Tell Californians the truth | Stand up for undocumented students | Help the kids to know themselves | Restore credibility | Let the leaders take the lead | Tackle our real-world problems | Play fair with student fees | Make the budget match the mission | Fix the admissions process | Work with the community colleges | Do more with less | Tap the alumni | Be a friend to the environment and a partner to schools | Share profits with workers
Tell Californians the truth
Mark Yudof should level with the people of California, so they understand that only public funding can restore the University of California's tradition of top quality and wide access.
In 2004, UC President Robert Dynes and Gov. Arnold Schwarzenegger abandoned the idea of a public university in favor of a privatized model. Dynes accepted a $1.5-billion permanent cut in the university's annual $5-billion core operating budget, and agreed to substantially increase tuition every year, in exchange for a promise (now broken) of modest increases in state money while UC sought private money "to support basic programs."
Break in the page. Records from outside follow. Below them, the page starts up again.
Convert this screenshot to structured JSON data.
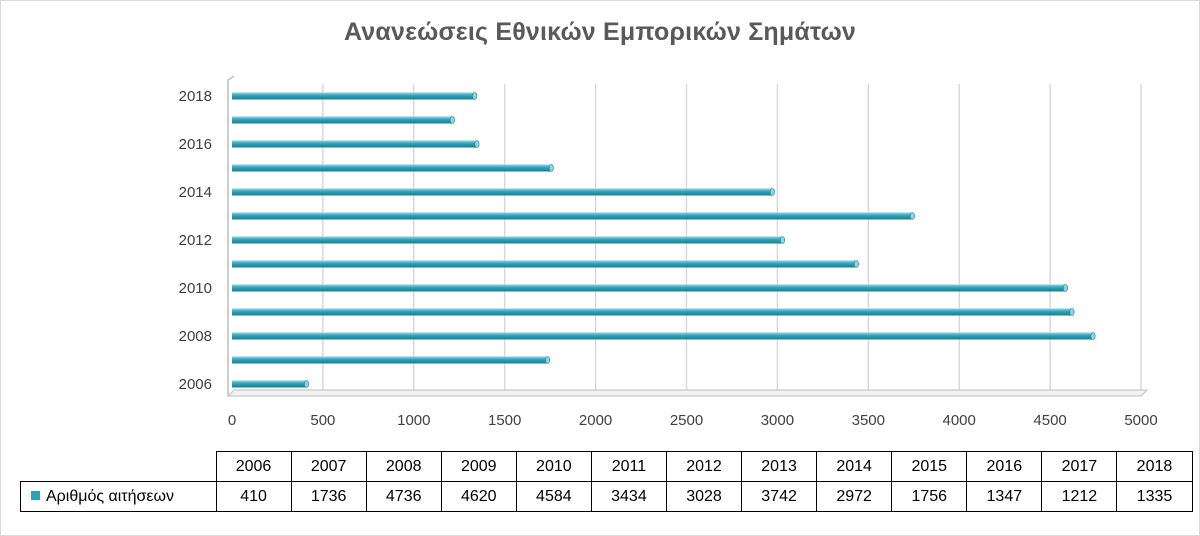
{
  "chart_data": {
    "type": "bar",
    "orientation": "horizontal",
    "title": "Ανανεώσεις Εθνικών Εμπορικών Σημάτων",
    "categories": [
      "2006",
      "2007",
      "2008",
      "2009",
      "2010",
      "2011",
      "2012",
      "2013",
      "2014",
      "2015",
      "2016",
      "2017",
      "2018"
    ],
    "series": [
      {
        "name": "Αριθμός αιτήσεων",
        "values": [
          410,
          1736,
          4736,
          4620,
          4584,
          3434,
          3028,
          3742,
          2972,
          1756,
          1347,
          1212,
          1335
        ]
      }
    ],
    "xlim": [
      0,
      5000
    ],
    "x_ticks": [
      "0",
      "500",
      "1000",
      "1500",
      "2000",
      "2500",
      "3000",
      "3500",
      "4000",
      "4500",
      "5000"
    ],
    "y_tick_labels": [
      "2006",
      "2008",
      "2010",
      "2012",
      "2014",
      "2016",
      "2018"
    ],
    "grid": "vertical",
    "legend": "data-table",
    "colors": {
      "bar": "#2aa3b6",
      "bar_dark": "#1b7d8d",
      "bar_light": "#8ad6e2",
      "grid": "#d9d9d9",
      "axis": "#bfbfbf"
    }
  }
}
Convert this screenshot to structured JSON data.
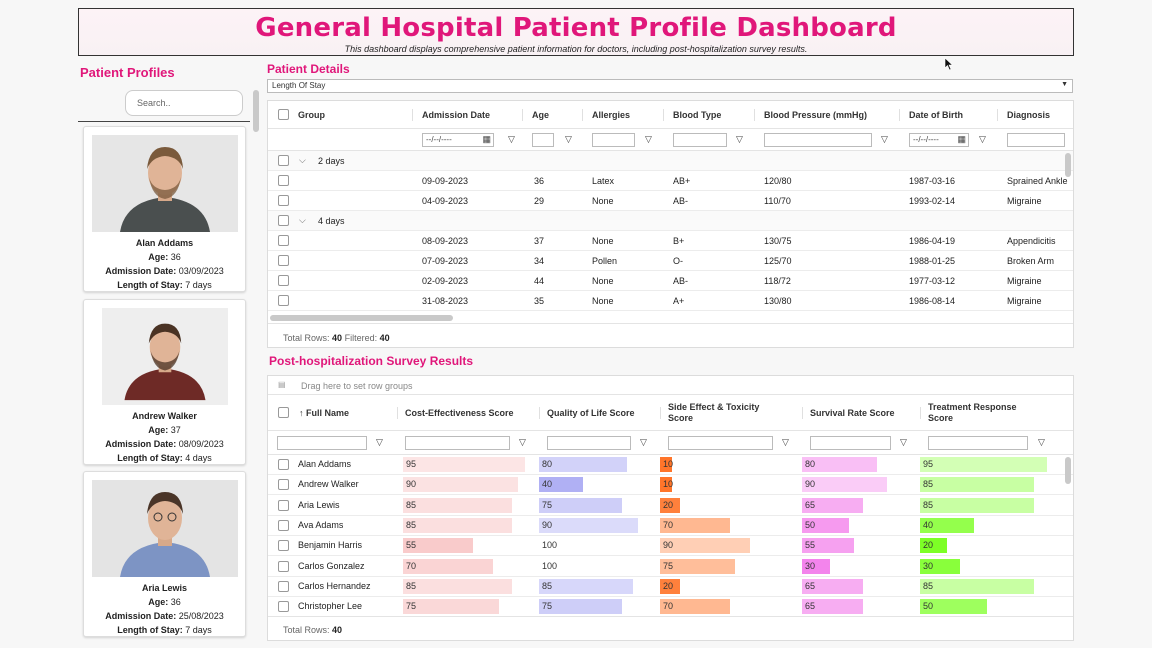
{
  "header": {
    "title": "General Hospital Patient Profile Dashboard",
    "subtitle": "This dashboard displays comprehensive patient information for doctors, including post-hospitalization survey results."
  },
  "profiles": {
    "title": "Patient Profiles",
    "search_placeholder": "Search..",
    "cards": [
      {
        "name": "Alan Addams",
        "age_label": "Age:",
        "age": "36",
        "admission_label": "Admission Date:",
        "admission": "03/09/2023",
        "stay_label": "Length of Stay:",
        "stay": "7 days"
      },
      {
        "name": "Andrew Walker",
        "age_label": "Age:",
        "age": "37",
        "admission_label": "Admission Date:",
        "admission": "08/09/2023",
        "stay_label": "Length of Stay:",
        "stay": "4 days"
      },
      {
        "name": "Aria Lewis",
        "age_label": "Age:",
        "age": "36",
        "admission_label": "Admission Date:",
        "admission": "25/08/2023",
        "stay_label": "Length of Stay:",
        "stay": "7 days"
      }
    ]
  },
  "details": {
    "title": "Patient Details",
    "dropdown_value": "Length Of Stay",
    "columns": [
      "Group",
      "Admission Date",
      "Age",
      "Allergies",
      "Blood Type",
      "Blood Pressure (mmHg)",
      "Date of Birth",
      "Diagnosis"
    ],
    "date_placeholder": "--/--/----",
    "groups": [
      {
        "label": "2 days",
        "rows": [
          [
            "09-09-2023",
            "36",
            "Latex",
            "AB+",
            "120/80",
            "1987-03-16",
            "Sprained Ankle"
          ],
          [
            "04-09-2023",
            "29",
            "None",
            "AB-",
            "110/70",
            "1993-02-14",
            "Migraine"
          ]
        ]
      },
      {
        "label": "4 days",
        "rows": [
          [
            "08-09-2023",
            "37",
            "None",
            "B+",
            "130/75",
            "1986-04-19",
            "Appendicitis"
          ],
          [
            "07-09-2023",
            "34",
            "Pollen",
            "O-",
            "125/70",
            "1988-01-25",
            "Broken Arm"
          ],
          [
            "02-09-2023",
            "44",
            "None",
            "AB-",
            "118/72",
            "1977-03-12",
            "Migraine"
          ],
          [
            "31-08-2023",
            "35",
            "None",
            "A+",
            "130/80",
            "1986-08-14",
            "Migraine"
          ]
        ]
      }
    ],
    "total_rows_label": "Total Rows:",
    "total_rows": "40",
    "filtered_label": "Filtered:",
    "filtered": "40"
  },
  "survey": {
    "title": "Post-hospitalization Survey Results",
    "drag_hint": "Drag here to set row groups",
    "columns": [
      "↑ Full Name",
      "Cost-Effectiveness Score",
      "Quality of Life Score",
      "Side Effect & Toxicity Score",
      "Survival Rate Score",
      "Treatment Response Score"
    ],
    "colors": {
      "cost": "#f4a6a6",
      "quality": "#8f8ff0",
      "side": "#ff6a1a",
      "survival": "#f05fe6",
      "treatment": "#66ff00"
    },
    "rows": [
      {
        "name": "Alan Addams",
        "cost": 95,
        "quality": 80,
        "side": 10,
        "survival": 80,
        "treatment": 95
      },
      {
        "name": "Andrew Walker",
        "cost": 90,
        "quality": 40,
        "side": 10,
        "survival": 90,
        "treatment": 85
      },
      {
        "name": "Aria Lewis",
        "cost": 85,
        "quality": 75,
        "side": 20,
        "survival": 65,
        "treatment": 85
      },
      {
        "name": "Ava Adams",
        "cost": 85,
        "quality": 90,
        "side": 70,
        "survival": 50,
        "treatment": 40
      },
      {
        "name": "Benjamin Harris",
        "cost": 55,
        "quality": 100,
        "side": 90,
        "survival": 55,
        "treatment": 20
      },
      {
        "name": "Carlos Gonzalez",
        "cost": 70,
        "quality": 100,
        "side": 75,
        "survival": 30,
        "treatment": 30
      },
      {
        "name": "Carlos Hernandez",
        "cost": 85,
        "quality": 85,
        "side": 20,
        "survival": 65,
        "treatment": 85
      },
      {
        "name": "Christopher Lee",
        "cost": 75,
        "quality": 75,
        "side": 70,
        "survival": 65,
        "treatment": 50
      }
    ],
    "total_rows_label": "Total Rows:",
    "total_rows": "40"
  }
}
The fee increases don't come close to making up $1.5 billion a year. And although UC has inefficiencies, getting rid of them won't make up the deficit either. Neither will donations or corporate partnerships, which mostly are earmarked for projects, not core costs. (In fact, such "largesse" actually increases core costs.)
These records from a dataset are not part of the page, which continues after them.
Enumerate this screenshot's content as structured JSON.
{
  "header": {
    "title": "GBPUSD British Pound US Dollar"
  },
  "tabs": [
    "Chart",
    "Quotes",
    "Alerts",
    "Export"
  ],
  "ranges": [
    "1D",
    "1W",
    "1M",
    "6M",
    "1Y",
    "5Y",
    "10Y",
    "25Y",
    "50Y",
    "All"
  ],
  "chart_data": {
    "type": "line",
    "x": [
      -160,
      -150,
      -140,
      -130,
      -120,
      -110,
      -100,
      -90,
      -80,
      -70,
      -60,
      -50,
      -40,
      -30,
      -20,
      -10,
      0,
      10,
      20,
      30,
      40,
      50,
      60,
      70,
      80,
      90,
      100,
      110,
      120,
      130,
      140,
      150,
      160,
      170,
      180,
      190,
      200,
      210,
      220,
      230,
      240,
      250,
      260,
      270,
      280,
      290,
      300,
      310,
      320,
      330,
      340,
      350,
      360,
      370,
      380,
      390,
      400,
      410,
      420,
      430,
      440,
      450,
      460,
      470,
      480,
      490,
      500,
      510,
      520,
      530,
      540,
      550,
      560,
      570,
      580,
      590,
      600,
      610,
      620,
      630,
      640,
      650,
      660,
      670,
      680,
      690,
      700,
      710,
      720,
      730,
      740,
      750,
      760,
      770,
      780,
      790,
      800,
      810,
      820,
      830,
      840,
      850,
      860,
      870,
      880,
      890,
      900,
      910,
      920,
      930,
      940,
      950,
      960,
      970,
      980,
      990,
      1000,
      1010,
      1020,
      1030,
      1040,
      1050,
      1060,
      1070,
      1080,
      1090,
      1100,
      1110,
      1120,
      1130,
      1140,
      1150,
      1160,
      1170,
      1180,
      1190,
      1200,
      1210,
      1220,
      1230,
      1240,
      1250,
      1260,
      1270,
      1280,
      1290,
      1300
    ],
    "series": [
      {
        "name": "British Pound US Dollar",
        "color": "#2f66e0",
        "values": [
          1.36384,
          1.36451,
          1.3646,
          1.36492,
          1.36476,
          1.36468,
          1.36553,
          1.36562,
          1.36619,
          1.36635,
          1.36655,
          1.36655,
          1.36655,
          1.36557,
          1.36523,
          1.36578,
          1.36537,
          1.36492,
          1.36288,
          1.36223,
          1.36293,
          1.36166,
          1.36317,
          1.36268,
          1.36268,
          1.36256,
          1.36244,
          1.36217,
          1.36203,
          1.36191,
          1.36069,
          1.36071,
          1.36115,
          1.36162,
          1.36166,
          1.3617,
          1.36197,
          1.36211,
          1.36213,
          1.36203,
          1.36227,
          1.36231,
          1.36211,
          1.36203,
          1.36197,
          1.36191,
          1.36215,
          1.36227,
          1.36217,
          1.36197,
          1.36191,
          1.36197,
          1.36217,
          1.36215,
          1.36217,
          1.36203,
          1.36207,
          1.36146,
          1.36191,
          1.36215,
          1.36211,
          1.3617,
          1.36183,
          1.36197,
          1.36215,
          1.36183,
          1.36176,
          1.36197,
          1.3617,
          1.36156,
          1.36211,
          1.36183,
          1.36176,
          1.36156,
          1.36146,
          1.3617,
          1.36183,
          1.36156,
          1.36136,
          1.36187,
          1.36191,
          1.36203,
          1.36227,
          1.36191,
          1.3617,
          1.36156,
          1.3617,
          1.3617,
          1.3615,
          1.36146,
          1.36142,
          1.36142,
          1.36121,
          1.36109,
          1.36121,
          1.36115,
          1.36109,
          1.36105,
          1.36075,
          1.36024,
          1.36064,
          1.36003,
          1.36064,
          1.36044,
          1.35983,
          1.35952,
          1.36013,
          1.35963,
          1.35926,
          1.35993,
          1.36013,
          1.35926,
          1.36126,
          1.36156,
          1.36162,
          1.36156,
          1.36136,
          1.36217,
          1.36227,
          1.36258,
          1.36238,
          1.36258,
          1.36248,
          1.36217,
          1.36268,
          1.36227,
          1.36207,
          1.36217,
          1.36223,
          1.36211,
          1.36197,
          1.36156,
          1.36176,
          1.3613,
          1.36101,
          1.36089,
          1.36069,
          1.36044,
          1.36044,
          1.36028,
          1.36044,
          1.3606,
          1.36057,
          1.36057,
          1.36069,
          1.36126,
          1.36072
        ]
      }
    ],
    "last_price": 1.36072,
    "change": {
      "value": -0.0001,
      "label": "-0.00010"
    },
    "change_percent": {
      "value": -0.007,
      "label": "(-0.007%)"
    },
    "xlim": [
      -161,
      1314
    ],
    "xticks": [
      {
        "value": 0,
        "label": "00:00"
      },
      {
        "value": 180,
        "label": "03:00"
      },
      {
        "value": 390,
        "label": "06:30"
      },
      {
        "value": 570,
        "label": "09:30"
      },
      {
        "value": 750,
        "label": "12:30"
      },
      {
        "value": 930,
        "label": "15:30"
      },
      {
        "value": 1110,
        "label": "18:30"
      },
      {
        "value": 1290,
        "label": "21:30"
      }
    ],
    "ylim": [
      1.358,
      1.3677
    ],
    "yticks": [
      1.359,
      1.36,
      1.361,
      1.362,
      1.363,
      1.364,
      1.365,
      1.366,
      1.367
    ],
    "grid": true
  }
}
The only realistic way to replace public support with private money would be to double the already doubled fees, to $15,000 to $18,000. Alternatively, the university could abandon the equivalent of three campuses.
If the public really understood this situation, the political heat would force Schwarzenegger to restore California's promise of a high-quality, affordable university education.
The test for Yudof is whether he'll have the courage to recognize that California is at a crossroads, stop covering for the governor and tell the truth about privatization.
Stanton Glantz, a professor of medicine at UC San Francisco, chaired the UC Committee on Planning and Budget in 2005-06.
Stand up for undocumented students
During the last four years, UC students have endured two rounds of budget crises, fee increases and a scandal over little-known, lucrative UC executive compensation deals.
But one issue that flies under the radar and affects the relationship between the university and our vast immigrant population is the ongoing controversy over equal access for undocumented immigrant students. Caught in the middle of a nationally polarized debate on immigration, a growing number of highly capable students are being left out of the UC's equation because of the inability of Congress to enact comprehensive immigration reform.
President Yudof needs to take the lead in ensuring that thousands of undocumented students become eligible for financial aid funds to which their tuition fees already contribute. It is not an easy task, but it is one that would demonstrate his leadership and vision.
Matías Ramos, a political science student at UCLA, is a contributor to the book "Underground Undergrads: UCLA Undocumented Immigrant Students Speak Out."